Cerebral Palsy can’t stop me from surfing
Ashtan Davids loved to watch his brother surf. Looking on from the shore, he longed to join in the water. But Davids has Cerebral Palsy. Restricted muscle movement and coordination prevented him from accessing the surf safely. And even though Davids’ brother could take him out in the shallows, his chances of ever catching waves on his own were slim. Until someone flipped the situation on its head by positioning the board as the barrier, not Davids’ condition.
Inspired by Davids’ determination to become a surfer, Projects Abroad Surfing (PAS) offered their support to help him realise his dream. The first step was to have a custom board made.
Davids’ ride is cut to his body shape. It’s kitted out with four handles and fins to give him maximum control. Putting in the hard graft on his side, he undergoes physiotherapy and muscle memory training to ensure that his body is up for the task. Thanks to the support of PAS and his family, who have always challenged him to grow, Davids has not only been able to surf, but become a competitive adaptive surfer – a phenomenal victory of spirit over body.

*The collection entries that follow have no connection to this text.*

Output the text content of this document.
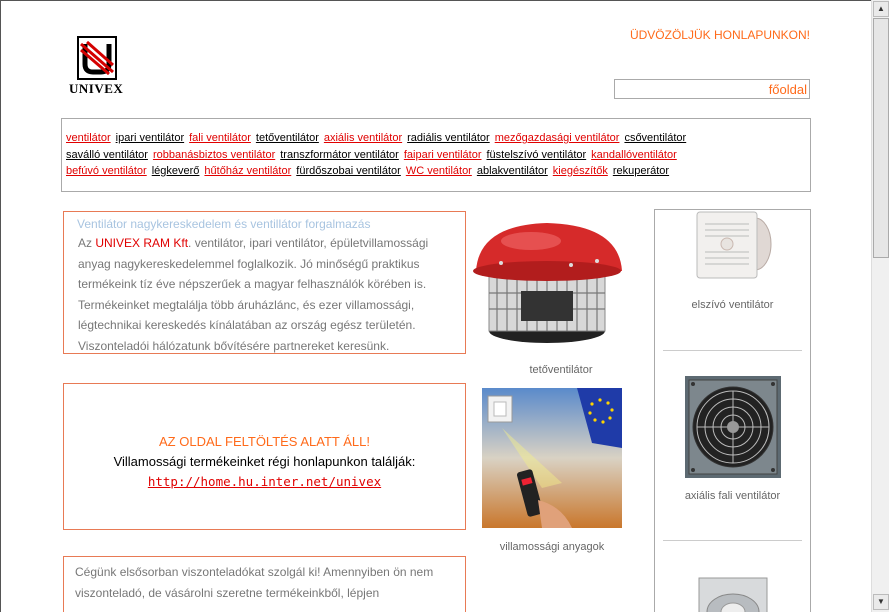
UNIVEX
ÜDVÖZÖLJÜK HONLAPUNKON!
főoldal
ventilátor ipari ventilátor fali ventilátor tetőventilátor axiális ventilátor radiális ventilátor mezőgazdasági ventilátor csőventilátor
saválló ventilátor robbanásbiztos ventilátor transzformátor ventilátor faipari ventilátor füstelszívó ventilátor kandallóventilátor
befúvó ventilátor légkeverő hűtőház ventilátor fürdőszobai ventilátor WC ventilátor ablakventilátor kiegészítők rekuperátor
Ventilátor nagykereskedelem és ventillátor forgalmazás
Az UNIVEX RAM Kft. ventilátor, ipari ventilátor, épületvillamossági anyag nagykereskedelemmel foglalkozik. Jó minőségű praktikus termékeink tíz éve népszerűek a magyar felhasználók körében is. Termékeinket megtalálja több áruházlánc, és ezer villamossági, légtechnikai kereskedés kínálatában az ország egész területén. Viszonteladói hálózatunk bővítésére partnereket keresünk.
AZ OLDAL FELTÖLTÉS ALATT ÁLL!
Villamossági termékeinket régi honlapunkon találják:
http://home.hu.inter.net/univex
Cégünk elsősorban viszonteladókat szolgál ki! Amennyiben ön nem viszonteladó, de vásárolni szeretne termékeinkből, lépjen
tetőventilátor
villamossági anyagok
elszívó ventilátor
axiális fali ventilátor
▲
▼
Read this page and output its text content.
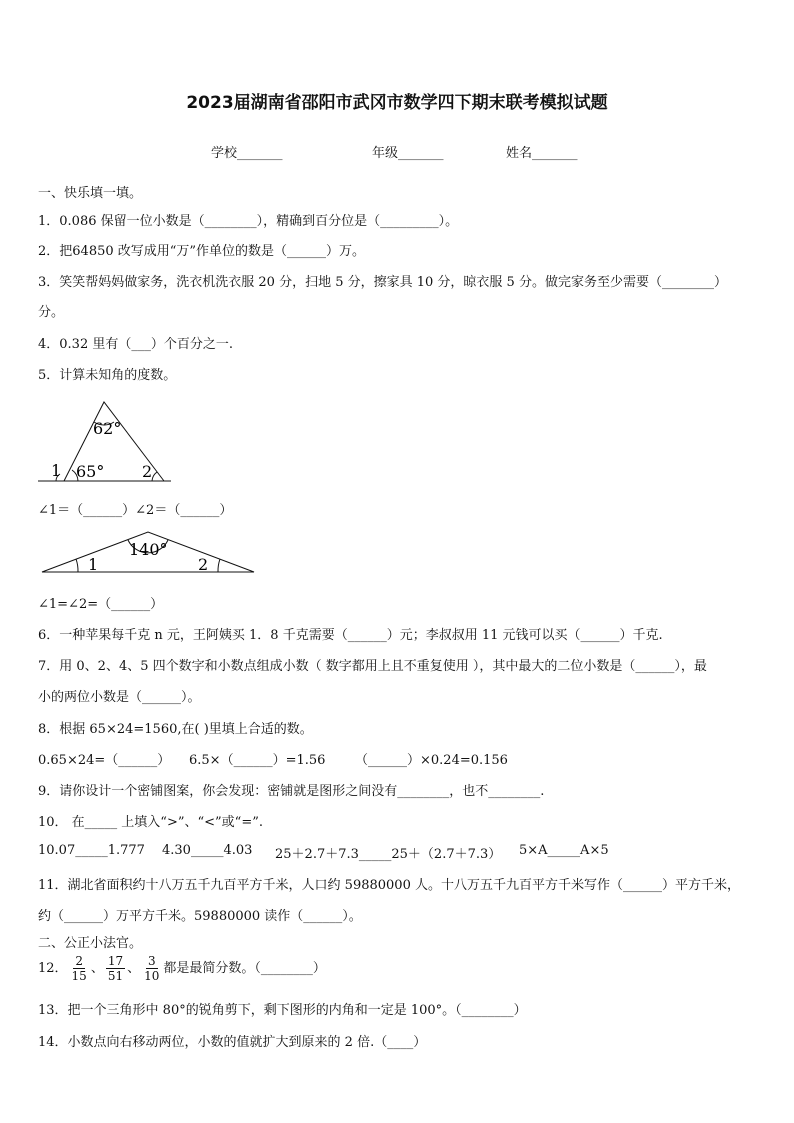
2023届湖南省邵阳市武冈市数学四下期末联考模拟试题
学校_______	年级_______	姓名_______
一、快乐填一填。
1．0.086 保留一位小数是（________），精确到百分位是（_________）。
2．把64850 改写成用“万”作单位的数是（______）万。
3．笑笑帮妈妈做家务，洗衣机洗衣服 20 分，扫地 5 分，擦家具 10 分，晾衣服 5 分。做完家务至少需要（________）
分。
4．0.32 里有（___）个百分之一.
5．计算未知角的度数。
62°
65°
1	2
∠1＝（______）∠2＝（______）
140°
1	2
∠1=∠2=（______）
6．一种苹果每千克 n 元，王阿姨买 1．8 千克需要（______）元；李叔叔用 11 元钱可以买（______）千克.
7．用 0、2、4、5 四个数字和小数点组成小数（ 数字都用上且不重复使用 ），其中最大的二位小数是（______），最
小的两位小数是（______）。
8．根据 65×24=1560,在( )里填上合适的数。
0.65×24=（______） 6.5×（______）=1.56 （______）×0.24=0.156
9．请你设计一个密铺图案，你会发现：密铺就是图形之间没有________，也不________.
10． 在_____ 上填入“>”、“<”或“=”.
10.07_____1.777 4.30_____4.03 25＋2.7＋7.3_____25＋（2.7＋7.3） 5×A_____A×5
11．湖北省面积约十八万五千九百平方千米，人口约 59880000 人。十八万五千九百平方千米写作（______）平方千米，
约（______）万平方千米。59880000 读作（______）。
二、公正小法官。
12． $\frac{2}{15}$ 、 $\frac{17}{51}$ 、 $\frac{3}{10}$ 都是最简分数。（________）
13．把一个三角形中 80°的锐角剪下，剩下图形的内角和一定是 100°。（________）
14．小数点向右移动两位，小数的值就扩大到原来的 2 倍.（____）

He competes in the Assisted Surfing category, meaning that he requires help to get to the backline and onto a wave, but mounts his board and rides alone. This branch of the sport is only just developing in South Africa. In fact, Davids took part in the country’s inaugural Adaptive Surfing Championship in October last year, placing second in his category. His success earned him a trip to California in December, where he represented South Africa in the World Adaptive Surfing Champs. This is an astonishing achievement considering that Davids’ life was once landlocked. No obstacle is too big when tackled with determination and a little help from others.